Well, Maeve got a solid arc. I didn't hate A-Train's, but wow, dude is just not able to break his own complex neediness at all. Still, overall, I feel like the third season gave us a decent number of solid sidequests. Frenchie's whole Russian-mob backstory was a little contrived at times, but it stuck the landing, whilst MM and Starlight getting to bond a little more felt like a good direction for both characters, particularly as MM doubles down into the whole OCD. And whilst the return of Soldier Boy could have been a little more built up, it was a solid mystery for the show to get stuck into. In fact, there was little I didn't like here. It would be nice for Butcher to generally sort his shit out a little more, as the whole addiction to power/Temp-V arc was really enough, and I liked that Hughie went along for that ride, but overall, a solid season.

So why did it feel a little flat? I'm not sure, but maybe it was a bit more of a filler season. Season one introduced a lot of stuff and generally had a fairly wild ride for you to hold onto. Season two did a lot of solid backstory work and kept the main character relationships constantly evolving with the revelations around Butcher's wife/Homelander's kid. But season three doesn't have as much to pin itself on. Homelander continues to spiral towards a fascist takeover, with an increasingly on-the-nose parody of Trumpist politics. Butcher is still circling a self-destructive drain, even with Ryan as an opportunity to break that cycle. Hughie and Starlight are somehow still deeply in love and constantly self-sabotaging their relationship.

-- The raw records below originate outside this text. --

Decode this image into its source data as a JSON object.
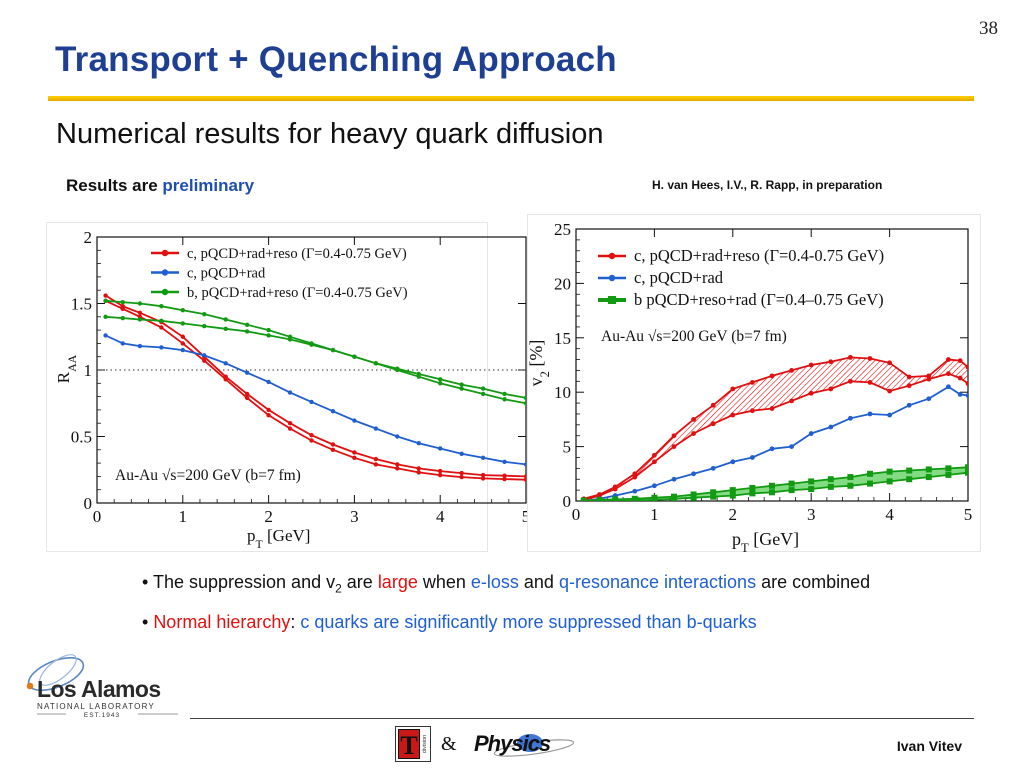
{
  "page": {
    "number": "38",
    "title": "Transport + Quenching Approach",
    "subtitle": "Numerical results for heavy quark diffusion",
    "results_note": {
      "prefix": "Results are",
      "highlight": "preliminary"
    },
    "citation": "H. van Hees, I.V., R. Rapp, in preparation",
    "author": "Ivan Vitev",
    "ampersand": "&",
    "logo": {
      "icon": "los-alamos-orbit-icon",
      "name": "Los Alamos",
      "line2": "NATIONAL LABORATORY",
      "line3": "EST.1943"
    },
    "footer_logos": {
      "t_division": {
        "icon": "t-division-icon",
        "letter": "T",
        "side_text": "division"
      },
      "physics": {
        "icon": "physics-logo-icon",
        "text": "Physics"
      }
    },
    "colors": {
      "title": "#1f3f93",
      "rule": "#f0bf00",
      "red": "#e01010",
      "blue": "#1f5fd0",
      "green": "#129a12"
    }
  },
  "bullets": [
    [
      {
        "t": "The suppression and v"
      },
      {
        "t": "2",
        "style": "sub"
      },
      {
        "t": " are "
      },
      {
        "t": "large",
        "style": "red"
      },
      {
        "t": " when "
      },
      {
        "t": "e-loss",
        "style": "blue"
      },
      {
        "t": " and "
      },
      {
        "t": "q-resonance interactions",
        "style": "blue"
      },
      {
        "t": " are combined"
      }
    ],
    [
      {
        "t": "Normal hierarchy",
        "style": "red"
      },
      {
        "t": ": "
      },
      {
        "t": "c quarks are significantly more suppressed than b-quarks",
        "style": "blue"
      }
    ]
  ],
  "chart_data": [
    {
      "type": "line",
      "xlabel": "p_T [GeV]",
      "ylabel": "R_AA",
      "xlim": [
        0,
        5
      ],
      "ylim": [
        0,
        2
      ],
      "xticks": [
        "0",
        "1",
        "2",
        "3",
        "4",
        "5"
      ],
      "yticks": [
        "0",
        "0.5",
        "1",
        "1.5",
        "2"
      ],
      "reference_line": 1,
      "legend_position": "top-right",
      "annotation": "Au-Au √s=200 GeV (b=7 fm)",
      "band_style": "paired-lines",
      "series": [
        {
          "name": "c, pQCD+rad+reso (Γ=0.4-0.75 GeV)",
          "color": "#e01010",
          "x": [
            0.1,
            0.3,
            0.5,
            0.75,
            1.0,
            1.25,
            1.5,
            1.75,
            2.0,
            2.25,
            2.5,
            2.75,
            3.0,
            3.25,
            3.5,
            3.75,
            4.0,
            4.25,
            4.5,
            4.75,
            5.0
          ],
          "y1": [
            1.52,
            1.46,
            1.4,
            1.32,
            1.2,
            1.07,
            0.93,
            0.79,
            0.66,
            0.56,
            0.47,
            0.4,
            0.34,
            0.29,
            0.26,
            0.23,
            0.21,
            0.195,
            0.185,
            0.18,
            0.175
          ],
          "y2": [
            1.56,
            1.48,
            1.43,
            1.36,
            1.25,
            1.1,
            0.95,
            0.82,
            0.7,
            0.6,
            0.51,
            0.44,
            0.38,
            0.33,
            0.29,
            0.26,
            0.24,
            0.225,
            0.21,
            0.205,
            0.2
          ]
        },
        {
          "name": "c, pQCD+rad",
          "color": "#1f5fd0",
          "x": [
            0.1,
            0.3,
            0.5,
            0.75,
            1.0,
            1.25,
            1.5,
            1.75,
            2.0,
            2.25,
            2.5,
            2.75,
            3.0,
            3.25,
            3.5,
            3.75,
            4.0,
            4.25,
            4.5,
            4.75,
            5.0
          ],
          "y": [
            1.26,
            1.2,
            1.18,
            1.17,
            1.15,
            1.11,
            1.05,
            0.98,
            0.91,
            0.83,
            0.76,
            0.69,
            0.62,
            0.56,
            0.5,
            0.45,
            0.41,
            0.37,
            0.34,
            0.31,
            0.29
          ]
        },
        {
          "name": "b, pQCD+rad+reso (Γ=0.4-0.75 GeV)",
          "color": "#129a12",
          "x": [
            0.1,
            0.3,
            0.5,
            0.75,
            1.0,
            1.25,
            1.5,
            1.75,
            2.0,
            2.25,
            2.5,
            2.75,
            3.0,
            3.25,
            3.5,
            3.75,
            4.0,
            4.25,
            4.5,
            4.75,
            5.0
          ],
          "y1": [
            1.4,
            1.39,
            1.38,
            1.37,
            1.35,
            1.33,
            1.31,
            1.29,
            1.26,
            1.23,
            1.19,
            1.15,
            1.1,
            1.05,
            1.0,
            0.95,
            0.9,
            0.86,
            0.82,
            0.78,
            0.75
          ],
          "y2": [
            1.52,
            1.51,
            1.5,
            1.48,
            1.45,
            1.42,
            1.38,
            1.34,
            1.3,
            1.25,
            1.2,
            1.15,
            1.1,
            1.05,
            1.01,
            0.97,
            0.93,
            0.89,
            0.86,
            0.82,
            0.79
          ]
        }
      ]
    },
    {
      "type": "line",
      "xlabel": "p_T [GeV]",
      "ylabel": "v_2 [%]",
      "xlim": [
        0,
        5
      ],
      "ylim": [
        0,
        25
      ],
      "xticks": [
        "0",
        "1",
        "2",
        "3",
        "4",
        "5"
      ],
      "yticks": [
        "0",
        "5",
        "10",
        "15",
        "20",
        "25"
      ],
      "legend_position": "top-right",
      "annotation": "Au-Au √s=200 GeV (b=7 fm)",
      "band_style": "hatched",
      "series": [
        {
          "name": "c, pQCD+rad+reso (Γ=0.4-0.75 GeV)",
          "color": "#e01010",
          "x": [
            0.1,
            0.3,
            0.5,
            0.75,
            1.0,
            1.25,
            1.5,
            1.75,
            2.0,
            2.25,
            2.5,
            2.75,
            3.0,
            3.25,
            3.5,
            3.75,
            4.0,
            4.25,
            4.5,
            4.75,
            4.9,
            5.0
          ],
          "y1": [
            0.1,
            0.5,
            1.1,
            2.2,
            3.6,
            5.0,
            6.2,
            7.1,
            7.9,
            8.3,
            8.5,
            9.2,
            9.9,
            10.3,
            11.0,
            10.9,
            10.1,
            10.6,
            11.2,
            11.7,
            11.3,
            10.8
          ],
          "y2": [
            0.2,
            0.6,
            1.3,
            2.5,
            4.2,
            6.0,
            7.5,
            8.8,
            10.3,
            10.9,
            11.5,
            12.0,
            12.5,
            12.8,
            13.2,
            13.1,
            12.7,
            11.4,
            11.5,
            13.0,
            12.9,
            12.3
          ]
        },
        {
          "name": "c, pQCD+rad",
          "color": "#1f5fd0",
          "x": [
            0.1,
            0.3,
            0.5,
            0.75,
            1.0,
            1.25,
            1.5,
            1.75,
            2.0,
            2.25,
            2.5,
            2.75,
            3.0,
            3.25,
            3.5,
            3.75,
            4.0,
            4.25,
            4.5,
            4.75,
            4.9,
            5.0
          ],
          "y": [
            0.0,
            0.2,
            0.5,
            0.9,
            1.4,
            2.0,
            2.5,
            3.0,
            3.6,
            4.0,
            4.8,
            5.0,
            6.2,
            6.8,
            7.6,
            8.0,
            7.9,
            8.8,
            9.4,
            10.5,
            9.8,
            9.7
          ]
        },
        {
          "name": "b pQCD+reso+rad (Γ=0.4–0.75 GeV)",
          "color": "#129a12",
          "x": [
            0.1,
            0.3,
            0.5,
            0.75,
            1.0,
            1.25,
            1.5,
            1.75,
            2.0,
            2.25,
            2.5,
            2.75,
            3.0,
            3.25,
            3.5,
            3.75,
            4.0,
            4.25,
            4.5,
            4.75,
            5.0
          ],
          "y1": [
            0.0,
            0.0,
            0.0,
            0.05,
            0.1,
            0.2,
            0.3,
            0.4,
            0.5,
            0.7,
            0.8,
            1.0,
            1.1,
            1.3,
            1.4,
            1.6,
            1.8,
            2.0,
            2.2,
            2.4,
            2.6
          ],
          "y2": [
            0.05,
            0.1,
            0.15,
            0.2,
            0.3,
            0.4,
            0.6,
            0.8,
            1.0,
            1.2,
            1.4,
            1.6,
            1.8,
            2.0,
            2.2,
            2.5,
            2.7,
            2.8,
            2.9,
            3.0,
            3.1
          ]
        }
      ]
    }
  ]
}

And most of the new characters get killed off before the season comes to a close. It drives forward just enough to be interesting, but at the end of the season, has much changed? One of the big villains – Edgar – has been removed, but in a fairly boring way that still doesn't make a huge amount of sense (surely he could have gotten the Senator some V?) and also isn't touched upon again. And sure, the Senator is a lot more interesting as a second player for Homelander, but at this point it almost makes less sense that she's still trying to hide her powers. I don't know, Soldier Boy was fun, and the fight scenes where Homelander gets his ass handed to him are hugely entertaining and well done, but it never hits the highs of either previous season.